Hello? This was 8 PM. The driver was long gone.
Approaching the library, I passed a Buddhist monk on the sidewalk under the oak trees. He's one of the graduate students, and a scholarly, pleasant person; his brown-robed presence on campus is a grace note of timelessness amid the flux of undergraduate fashions in clothing. This particular evening, in the shadows under the trees, a cell phone in his hand gave off a blue glow.
Later in the evening, I had occasion go up the stairs near the library circulation desk where I work. On the landing between first and second floors I discovered part of the new art installation in the library. The installation has components in different locations. Each consists of a large number of old hardback books, elaborately stacked against a wall, spines facing out and painted with pictures of animals and other things. Two lofty, curvy trees rise against the flat faces of high columns near the front door. Near the back door, a woozy clutch of skyscrapers rests against a wall; a cartoon horse sits or slides on the slanted roof of one of the skyscrapers. In the stairwell, four mice scamper around a white giraffe.

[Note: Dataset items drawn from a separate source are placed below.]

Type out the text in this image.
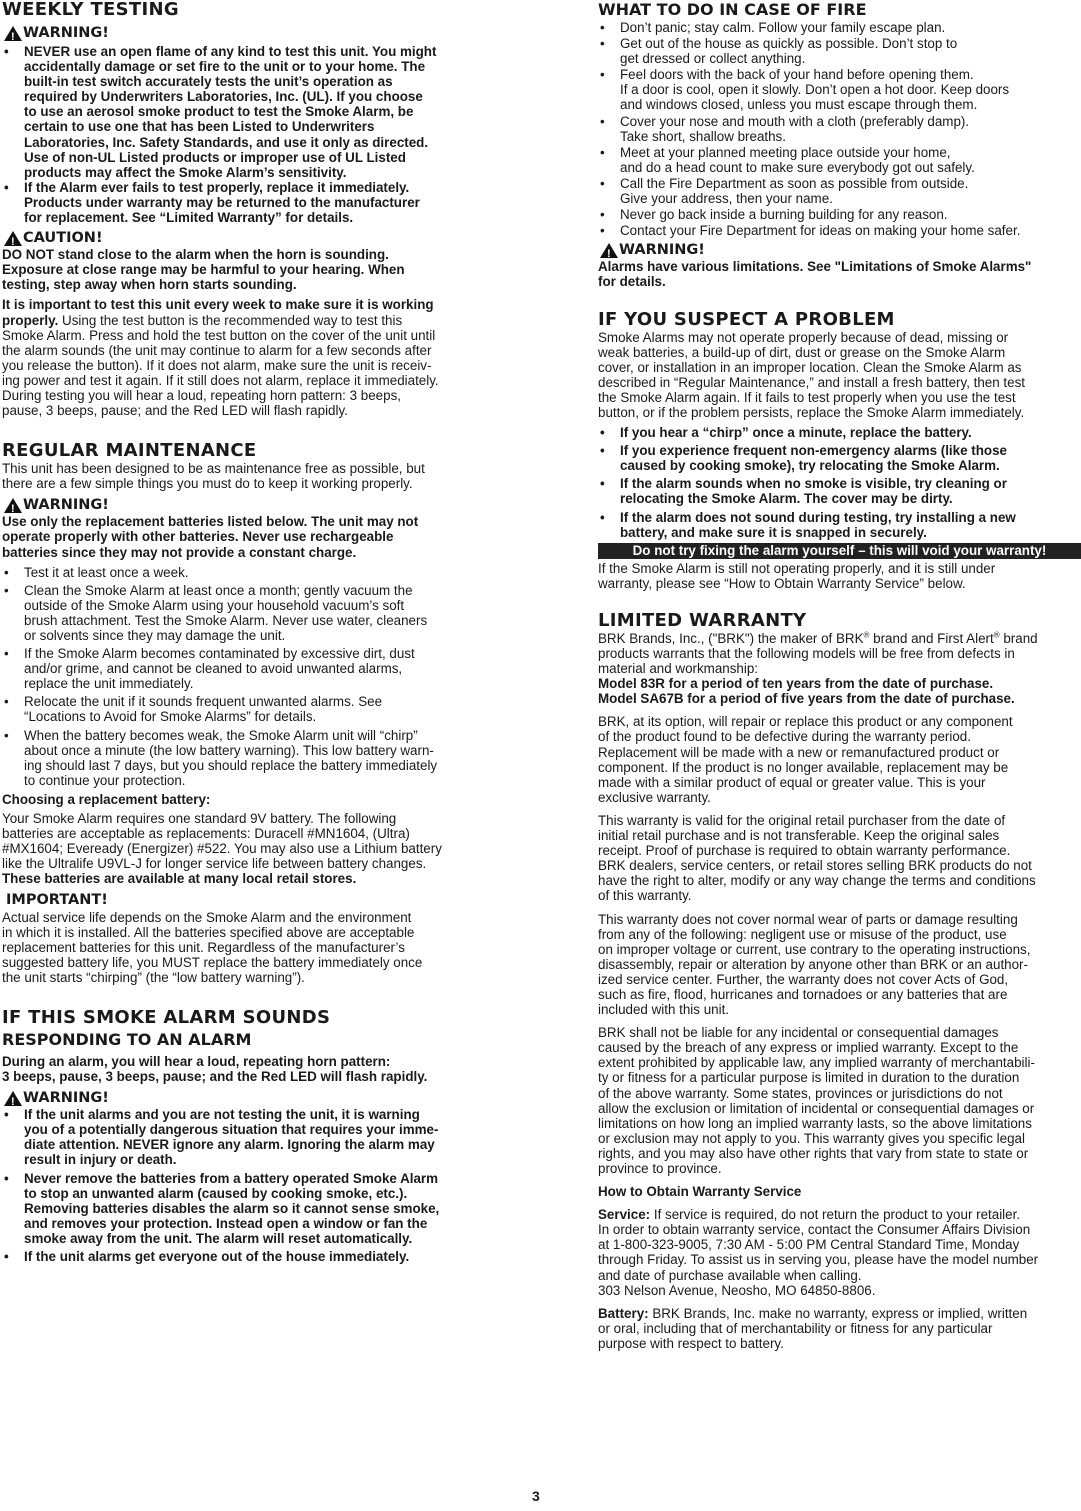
WEEKLY TESTING
!
WARNING!
• NEVER use an open flame of any kind to test this unit. You might
accidentally damage or set fire to the unit or to your home. The
built-in test switch accurately tests the unit’s operation as
required by Underwriters Laboratories, Inc. (UL). If you choose
to use an aerosol smoke product to test the Smoke Alarm, be
certain to use one that has been Listed to Underwriters
Laboratories, Inc. Safety Standards, and use it only as directed.
Use of non-UL Listed products or improper use of UL Listed
products may affect the Smoke Alarm’s sensitivity.
• If the Alarm ever fails to test properly, replace it immediately.
Products under warranty may be returned to the manufacturer
for replacement. See “Limited Warranty” for details.
!
CAUTION!

DO NOT stand close to the alarm when the horn is sounding.
Exposure at close range may be harmful to your hearing. When
testing, step away when horn starts sounding.

It is important to test this unit every week to make sure it is working
properly. Using the test button is the recommended way to test this
Smoke Alarm. Press and hold the test button on the cover of the unit until
the alarm sounds (the unit may continue to alarm for a few seconds after
you release the button). If it does not alarm, make sure the unit is receiv-
ing power and test it again. If it still does not alarm, replace it immediately.
During testing you will hear a loud, repeating horn pattern: 3 beeps,
pause, 3 beeps, pause; and the Red LED will flash rapidly.

REGULAR MAINTENANCE

This unit has been designed to be as maintenance free as possible, but
there are a few simple things you must do to keep it working properly.

!
WARNING!

Use only the replacement batteries listed below. The unit may not
operate properly with other batteries. Never use rechargeable
batteries since they may not provide a constant charge.

• Test it at least once a week.
• Clean the Smoke Alarm at least once a month; gently vacuum the
outside of the Smoke Alarm using your household vacuum’s soft
brush attachment. Test the Smoke Alarm. Never use water, cleaners
or solvents since they may damage the unit.
• If the Smoke Alarm becomes contaminated by excessive dirt, dust
and/or grime, and cannot be cleaned to avoid unwanted alarms,
replace the unit immediately.
• Relocate the unit if it sounds frequent unwanted alarms. See
“Locations to Avoid for Smoke Alarms” for details.
• When the battery becomes weak, the Smoke Alarm unit will “chirp”
about once a minute (the low battery warning). This low battery warn-
ing should last 7 days, but you should replace the battery immediately
to continue your protection.

Choosing a replacement battery:

Your Smoke Alarm requires one standard 9V battery. The following
batteries are acceptable as replacements: Duracell #MN1604, (Ultra)
#MX1604; Eveready (Energizer) #522. You may also use a Lithium battery
like the Ultralife U9VL-J for longer service life between battery changes.

These batteries are available at many local retail stores.

IMPORTANT!

Actual service life depends on the Smoke Alarm and the environment
in which it is installed. All the batteries specified above are acceptable
replacement batteries for this unit. Regardless of the manufacturer’s
suggested battery life, you MUST replace the battery immediately once
the unit starts “chirping” (the “low battery warning”).

IF THIS SMOKE ALARM SOUNDS
RESPONDING TO AN ALARM

During an alarm, you will hear a loud, repeating horn pattern:
3 beeps, pause, 3 beeps, pause; and the Red LED will flash rapidly.

!
WARNING!
• If the unit alarms and you are not testing the unit, it is warning
you of a potentially dangerous situation that requires your imme-
diate attention. NEVER ignore any alarm. Ignoring the alarm may
result in injury or death.
• Never remove the batteries from a battery operated Smoke Alarm
to stop an unwanted alarm (caused by cooking smoke, etc.).
Removing batteries disables the alarm so it cannot sense smoke,
and removes your protection. Instead open a window or fan the
smoke away from the unit. The alarm will reset automatically.
• If the unit alarms get everyone out of the house immediately.
WHAT TO DO IN CASE OF FIRE
• Don’t panic; stay calm. Follow your family escape plan.
• Get out of the house as quickly as possible. Don’t stop to
get dressed or collect anything.
• Feel doors with the back of your hand before opening them.
If a door is cool, open it slowly. Don’t open a hot door. Keep doors
and windows closed, unless you must escape through them.
• Cover your nose and mouth with a cloth (preferably damp).
Take short, shallow breaths.
• Meet at your planned meeting place outside your home,
and do a head count to make sure everybody got out safely.
• Call the Fire Department as soon as possible from outside.
Give your address, then your name.
• Never go back inside a burning building for any reason.
• Contact your Fire Department for ideas on making your home safer.
!
WARNING!

Alarms have various limitations. See "Limitations of Smoke Alarms"
for details.

IF YOU SUSPECT A PROBLEM

Smoke Alarms may not operate properly because of dead, missing or
weak batteries, a build-up of dirt, dust or grease on the Smoke Alarm
cover, or installation in an improper location. Clean the Smoke Alarm as
described in “Regular Maintenance,” and install a fresh battery, then test
the Smoke Alarm again. If it fails to test properly when you use the test
button, or if the problem persists, replace the Smoke Alarm immediately.

• If you hear a “chirp” once a minute, replace the battery.
• If you experience frequent non-emergency alarms (like those
caused by cooking smoke), try relocating the Smoke Alarm.
• If the alarm sounds when no smoke is visible, try cleaning or
relocating the Smoke Alarm. The cover may be dirty.
• If the alarm does not sound during testing, try installing a new
battery, and make sure it is snapped in securely.
Do not try fixing the alarm yourself – this will void your warranty!

If the Smoke Alarm is still not operating properly, and it is still under
warranty, please see “How to Obtain Warranty Service” below.

LIMITED WARRANTY

BRK Brands, Inc., ("BRK") the maker of BRK® brand and First Alert® brand
products warrants that the following models will be free from defects in
material and workmanship:

Model 83R for a period of ten years from the date of purchase.
Model SA67B for a period of five years from the date of purchase.

BRK, at its option, will repair or replace this product or any component
of the product found to be defective during the warranty period.
Replacement will be made with a new or remanufactured product or
component. If the product is no longer available, replacement may be
made with a similar product of equal or greater value. This is your
exclusive warranty.

This warranty is valid for the original retail purchaser from the date of
initial retail purchase and is not transferable. Keep the original sales
receipt. Proof of purchase is required to obtain warranty performance.
BRK dealers, service centers, or retail stores selling BRK products do not
have the right to alter, modify or any way change the terms and conditions
of this warranty.

This warranty does not cover normal wear of parts or damage resulting
from any of the following: negligent use or misuse of the product, use
on improper voltage or current, use contrary to the operating instructions,
disassembly, repair or alteration by anyone other than BRK or an author-
ized service center. Further, the warranty does not cover Acts of God,
such as fire, flood, hurricanes and tornadoes or any batteries that are
included with this unit.

BRK shall not be liable for any incidental or consequential damages
caused by the breach of any express or implied warranty. Except to the
extent prohibited by applicable law, any implied warranty of merchantabili-
ty or fitness for a particular purpose is limited in duration to the duration
of the above warranty. Some states, provinces or jurisdictions do not
allow the exclusion or limitation of incidental or consequential damages or
limitations on how long an implied warranty lasts, so the above limitations
or exclusion may not apply to you. This warranty gives you specific legal
rights, and you may also have other rights that vary from state to state or
province to province.

How to Obtain Warranty Service

Service: If service is required, do not return the product to your retailer.
In order to obtain warranty service, contact the Consumer Affairs Division
at 1-800-323-9005, 7:30 AM - 5:00 PM Central Standard Time, Monday
through Friday. To assist us in serving you, please have the model number
and date of purchase available when calling.
303 Nelson Avenue, Neosho, MO 64850-8806.

Battery: BRK Brands, Inc. make no warranty, express or implied, written
or oral, including that of merchantability or fitness for any particular
purpose with respect to battery.

3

Some of the book spines ended up under paint. Others are unpainted or only partly painted. You can see, or guess, what the books are. It's a yard-sale hodgepodge of titles by forgotten or famous or infamous authors. All in all, this is an interesting example of modern art, a literary whimsy, heavy on the whimsy. Too much whimsy for some library-goers' tastes. One patron acerbically said, "there's a giraffe painted on a book by Winston Churchill!"
Wonderful world we live in. A world with plenty of wonders, as in, wondrous things. Also things that make you wonder what they mean.